My nomination, then, for the leading misplaced fear of 2018 is artificial intelligence, which has dominated the future-gazing agenda for the past year.
那么,我提名的2018年头号无厘头担忧是人工智能(AI)——过去一年AI主导着未来预测的议程。
There are many reasons for believing AI will not turn out be the monster so many fear. Frontline AI experts I have met, such as Ralf Herbrich, Amazon’s head of machine learning, believe claims made for the technology are overblown. AI, Mr Herbrich and many others say, is machine learning, which in turn is advanced pattern recognition — and is neither designed nor capable of “taking over the world”.

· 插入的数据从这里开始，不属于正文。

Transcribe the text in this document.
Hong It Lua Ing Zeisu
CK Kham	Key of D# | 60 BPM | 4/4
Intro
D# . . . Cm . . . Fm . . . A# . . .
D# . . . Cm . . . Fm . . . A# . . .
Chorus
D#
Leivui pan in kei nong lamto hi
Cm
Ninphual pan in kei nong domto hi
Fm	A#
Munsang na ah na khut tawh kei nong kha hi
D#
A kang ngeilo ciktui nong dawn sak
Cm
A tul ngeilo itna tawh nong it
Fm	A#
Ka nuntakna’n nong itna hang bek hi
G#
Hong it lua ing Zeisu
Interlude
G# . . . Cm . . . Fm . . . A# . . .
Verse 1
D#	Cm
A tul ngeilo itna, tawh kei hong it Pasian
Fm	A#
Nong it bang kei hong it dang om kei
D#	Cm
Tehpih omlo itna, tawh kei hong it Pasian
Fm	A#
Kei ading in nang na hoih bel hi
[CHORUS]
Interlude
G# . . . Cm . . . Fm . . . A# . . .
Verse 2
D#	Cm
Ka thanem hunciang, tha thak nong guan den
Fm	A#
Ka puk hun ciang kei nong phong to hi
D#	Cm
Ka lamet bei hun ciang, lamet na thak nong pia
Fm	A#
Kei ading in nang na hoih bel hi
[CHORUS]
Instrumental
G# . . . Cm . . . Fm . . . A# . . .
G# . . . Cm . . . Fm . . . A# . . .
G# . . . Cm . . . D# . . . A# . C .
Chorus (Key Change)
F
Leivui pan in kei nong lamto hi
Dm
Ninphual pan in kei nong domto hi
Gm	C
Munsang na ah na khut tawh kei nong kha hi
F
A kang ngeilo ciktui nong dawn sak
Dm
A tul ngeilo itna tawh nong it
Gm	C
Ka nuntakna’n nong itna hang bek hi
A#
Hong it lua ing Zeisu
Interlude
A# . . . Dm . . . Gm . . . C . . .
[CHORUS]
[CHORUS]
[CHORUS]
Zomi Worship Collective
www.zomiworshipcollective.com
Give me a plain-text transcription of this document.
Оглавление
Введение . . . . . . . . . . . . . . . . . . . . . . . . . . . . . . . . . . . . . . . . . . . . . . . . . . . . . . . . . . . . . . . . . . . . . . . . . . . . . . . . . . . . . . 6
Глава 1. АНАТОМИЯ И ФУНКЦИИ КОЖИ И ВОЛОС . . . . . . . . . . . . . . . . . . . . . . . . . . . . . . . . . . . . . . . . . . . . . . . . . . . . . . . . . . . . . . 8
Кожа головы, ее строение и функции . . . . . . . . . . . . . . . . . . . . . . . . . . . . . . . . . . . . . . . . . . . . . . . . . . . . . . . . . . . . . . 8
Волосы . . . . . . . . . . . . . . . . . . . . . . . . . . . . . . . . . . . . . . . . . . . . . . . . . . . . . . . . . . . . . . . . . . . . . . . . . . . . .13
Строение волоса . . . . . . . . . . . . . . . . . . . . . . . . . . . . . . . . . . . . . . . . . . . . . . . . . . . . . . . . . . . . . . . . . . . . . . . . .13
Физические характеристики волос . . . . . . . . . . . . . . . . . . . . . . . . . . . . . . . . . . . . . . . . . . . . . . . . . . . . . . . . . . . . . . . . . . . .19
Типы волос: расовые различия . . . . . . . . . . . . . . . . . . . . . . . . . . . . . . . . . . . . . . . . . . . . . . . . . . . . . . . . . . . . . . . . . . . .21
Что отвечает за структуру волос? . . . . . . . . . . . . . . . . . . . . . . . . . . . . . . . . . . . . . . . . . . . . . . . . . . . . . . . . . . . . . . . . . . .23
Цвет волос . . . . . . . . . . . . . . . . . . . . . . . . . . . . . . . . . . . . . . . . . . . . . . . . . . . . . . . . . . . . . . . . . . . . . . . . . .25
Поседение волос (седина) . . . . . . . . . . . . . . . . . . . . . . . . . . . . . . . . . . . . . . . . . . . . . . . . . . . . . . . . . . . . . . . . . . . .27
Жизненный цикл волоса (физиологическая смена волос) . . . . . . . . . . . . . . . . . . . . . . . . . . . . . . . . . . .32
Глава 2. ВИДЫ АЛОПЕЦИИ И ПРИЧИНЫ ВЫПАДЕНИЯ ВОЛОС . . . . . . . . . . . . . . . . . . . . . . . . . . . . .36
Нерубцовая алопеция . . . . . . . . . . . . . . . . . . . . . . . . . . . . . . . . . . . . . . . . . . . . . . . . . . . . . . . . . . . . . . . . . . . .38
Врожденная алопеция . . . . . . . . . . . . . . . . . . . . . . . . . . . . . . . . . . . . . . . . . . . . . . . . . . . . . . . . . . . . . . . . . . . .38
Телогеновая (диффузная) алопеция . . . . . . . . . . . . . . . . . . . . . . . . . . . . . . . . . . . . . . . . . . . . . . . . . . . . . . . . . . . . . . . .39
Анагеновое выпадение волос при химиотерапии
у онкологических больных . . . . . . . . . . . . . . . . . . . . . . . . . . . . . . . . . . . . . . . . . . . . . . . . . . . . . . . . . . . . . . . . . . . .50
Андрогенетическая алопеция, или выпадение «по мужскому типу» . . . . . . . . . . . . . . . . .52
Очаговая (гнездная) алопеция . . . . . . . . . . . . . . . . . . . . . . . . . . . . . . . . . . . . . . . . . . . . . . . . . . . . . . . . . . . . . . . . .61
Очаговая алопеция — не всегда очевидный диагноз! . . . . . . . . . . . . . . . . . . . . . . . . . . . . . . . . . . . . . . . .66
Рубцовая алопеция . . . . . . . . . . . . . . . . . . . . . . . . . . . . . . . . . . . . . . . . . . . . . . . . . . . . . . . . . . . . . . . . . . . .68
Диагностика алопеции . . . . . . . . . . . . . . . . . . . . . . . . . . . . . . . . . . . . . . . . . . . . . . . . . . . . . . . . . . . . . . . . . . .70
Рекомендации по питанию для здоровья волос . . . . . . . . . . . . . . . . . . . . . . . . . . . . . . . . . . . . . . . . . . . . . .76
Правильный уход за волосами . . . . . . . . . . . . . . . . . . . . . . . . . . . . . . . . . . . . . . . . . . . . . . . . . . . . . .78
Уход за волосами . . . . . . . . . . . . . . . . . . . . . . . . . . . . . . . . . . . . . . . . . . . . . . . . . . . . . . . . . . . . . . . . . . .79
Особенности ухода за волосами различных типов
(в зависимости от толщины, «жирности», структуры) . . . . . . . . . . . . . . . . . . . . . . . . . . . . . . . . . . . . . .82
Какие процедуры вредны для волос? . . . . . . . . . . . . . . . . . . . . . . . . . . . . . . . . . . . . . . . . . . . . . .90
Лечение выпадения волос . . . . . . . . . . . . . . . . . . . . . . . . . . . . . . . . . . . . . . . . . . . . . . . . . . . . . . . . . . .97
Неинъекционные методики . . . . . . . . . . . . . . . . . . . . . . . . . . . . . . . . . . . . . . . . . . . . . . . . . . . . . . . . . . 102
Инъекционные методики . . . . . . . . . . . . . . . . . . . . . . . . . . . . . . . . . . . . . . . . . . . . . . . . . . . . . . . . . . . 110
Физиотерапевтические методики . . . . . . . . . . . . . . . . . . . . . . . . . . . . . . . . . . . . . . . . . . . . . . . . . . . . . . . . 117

有很多理由相信AI不会像很多人所担心的那样变成可怕的怪物。我见过的第一线AI专家——比如亚马逊的机器学习主管拉尔夫?赫布里希(Ralf Herbrich)——相信,针对这项技术提出的说法夸大其词了。赫布里希以及其他许多人都表示,AI就是机器学习,而后者是高级模式识别;“接管世界”既不是设计宗旨,也超出它的能力。
Without meaning to be flippant, a good reason for not giving today’s popular concern about AI much credence is precisely that it is a popular concern. If you are predicting what will really trouble us in the future, I commend you to look elsewhere.
我不想显得油嘴滑舌,但是,之所以不要太相信当今流行的对AI的担忧,正是因为这是一个流行的担忧。如果你想预测未来的真正麻烦,我建议你把目光投向其他领域。